The average grain yield of 2017-18 and 2018-19 was maximum in NSKE 5% (1229.10 kg/ha) and it was at par with L. lecanii (1223.48 kg/ha). These were followed by neemazol 1% (1199.53 kg/ha), sasyarakshak (1126.42 kg/ha), B. bassiana (1095.27 kg/ha) and M. anisopliae (1044.70 kg/ha) and lowest was observed in control of 997.66 kg/ha (Table 5). The plot sprayed with NSKE 5% recorded 23.19 per cent increase in yield over control followed by L. lecanii (22.64%) and neemazol 1% (20.23) and least in M. anisopliae (4.71%).
 

Table 5: Grain yield and cost economics of pod bug management through biopesticides application.


       
The results on the cost and returns of pod bug management revealed that, the highest net profit of Rs. 41481 per ha with the application of NSKE 5% followed by L. lecanii (Rs. 40962 per ha) and neemazol 1% (Rs. 39273 per ha), respectively. The lower net profit was in M. anisopliae (Rs. 30777 per ha). The results on the benefit: cost ratio showed that a higher benefit: cost ratio in NSKE 5% (2.45) treated plot followed by L. lecanii (2.43) and lowest benefit: cost ratio of 2.08 recorded in M. anisopliae. (Table 5).
               
The efficacy of different biopesticides against tur pod bug in both sprays revealed that among treated plots highest population reduction was found in NSKE 5% followed by L. lecanii and neemazol 1% and lowest in M. anisopliae. Kalyan et al., (2017) also reported NSKE 5% has higher per cent reduction in population of sucking pests compare to entomopathogenic fungi in cotton.  Similarly, Vinodhini and Malaikozhundan (2010) found neem seed kernel extract (5%) was most effective in reducing the population of sucking pests in cotton. Possession of antifeedant property against sucking pests by neem was proved earlier by Abudulai et al., (2003) and Dutta et al., (2013).
The pod damaging insect pests of pigeonpea next to pod borers and pod fly, pod sucking bugs are most important pest in India inflicting heavy loss to seed yield.

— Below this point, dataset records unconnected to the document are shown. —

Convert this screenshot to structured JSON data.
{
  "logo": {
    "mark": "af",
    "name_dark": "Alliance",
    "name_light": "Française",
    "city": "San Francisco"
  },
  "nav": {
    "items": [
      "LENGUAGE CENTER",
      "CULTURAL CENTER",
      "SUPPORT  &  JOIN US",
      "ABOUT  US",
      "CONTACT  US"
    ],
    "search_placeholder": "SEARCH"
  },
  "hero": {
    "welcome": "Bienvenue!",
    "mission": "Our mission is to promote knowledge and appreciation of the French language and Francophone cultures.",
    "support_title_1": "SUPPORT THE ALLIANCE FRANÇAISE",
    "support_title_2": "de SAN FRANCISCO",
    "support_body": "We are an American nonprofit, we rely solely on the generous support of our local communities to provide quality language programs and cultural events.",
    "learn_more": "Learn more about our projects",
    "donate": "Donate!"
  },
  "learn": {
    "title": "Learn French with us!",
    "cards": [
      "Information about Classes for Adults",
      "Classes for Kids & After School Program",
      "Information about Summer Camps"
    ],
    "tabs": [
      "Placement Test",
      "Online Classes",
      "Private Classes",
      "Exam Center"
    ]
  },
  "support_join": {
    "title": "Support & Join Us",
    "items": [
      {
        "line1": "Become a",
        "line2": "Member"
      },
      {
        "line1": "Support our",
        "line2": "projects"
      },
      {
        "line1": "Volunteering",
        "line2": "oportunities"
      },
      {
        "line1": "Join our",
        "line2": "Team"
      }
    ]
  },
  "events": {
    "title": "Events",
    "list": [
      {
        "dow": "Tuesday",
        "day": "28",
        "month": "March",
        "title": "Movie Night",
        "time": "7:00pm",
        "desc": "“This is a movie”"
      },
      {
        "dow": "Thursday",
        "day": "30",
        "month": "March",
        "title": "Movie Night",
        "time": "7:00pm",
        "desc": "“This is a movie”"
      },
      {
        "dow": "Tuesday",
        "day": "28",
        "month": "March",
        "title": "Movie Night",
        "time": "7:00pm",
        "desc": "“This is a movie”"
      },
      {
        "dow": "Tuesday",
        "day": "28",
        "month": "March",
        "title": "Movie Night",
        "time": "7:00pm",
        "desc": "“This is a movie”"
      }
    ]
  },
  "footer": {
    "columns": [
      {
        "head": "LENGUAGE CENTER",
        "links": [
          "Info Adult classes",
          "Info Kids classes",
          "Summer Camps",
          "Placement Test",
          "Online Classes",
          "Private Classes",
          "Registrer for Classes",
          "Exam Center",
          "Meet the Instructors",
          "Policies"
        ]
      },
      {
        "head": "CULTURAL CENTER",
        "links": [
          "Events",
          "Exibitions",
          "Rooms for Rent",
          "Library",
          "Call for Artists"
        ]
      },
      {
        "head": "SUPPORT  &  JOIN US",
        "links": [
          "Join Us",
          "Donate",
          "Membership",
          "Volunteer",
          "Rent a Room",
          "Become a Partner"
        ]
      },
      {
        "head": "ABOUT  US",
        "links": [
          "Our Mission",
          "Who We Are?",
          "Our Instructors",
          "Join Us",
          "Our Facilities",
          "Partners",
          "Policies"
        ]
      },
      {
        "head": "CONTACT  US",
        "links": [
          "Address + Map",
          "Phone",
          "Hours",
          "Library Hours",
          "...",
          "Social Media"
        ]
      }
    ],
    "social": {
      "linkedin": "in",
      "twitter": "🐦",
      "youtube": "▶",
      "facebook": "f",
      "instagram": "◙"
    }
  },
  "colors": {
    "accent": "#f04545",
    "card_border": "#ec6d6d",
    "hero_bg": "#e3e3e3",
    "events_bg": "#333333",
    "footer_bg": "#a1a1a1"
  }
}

Among the different biopesticides studied against pod bug, it was found that NSKE 5% and L. lecanii @ 2 g/l were effective in suppressing pod bug population and recorded higher grain yield with higher net profit and B: C ratio. Hence, these biopesticides may be rotated at least once or twice for effective management of pod bug in pigeonpea.
All authors declared that there is no conflict of interest.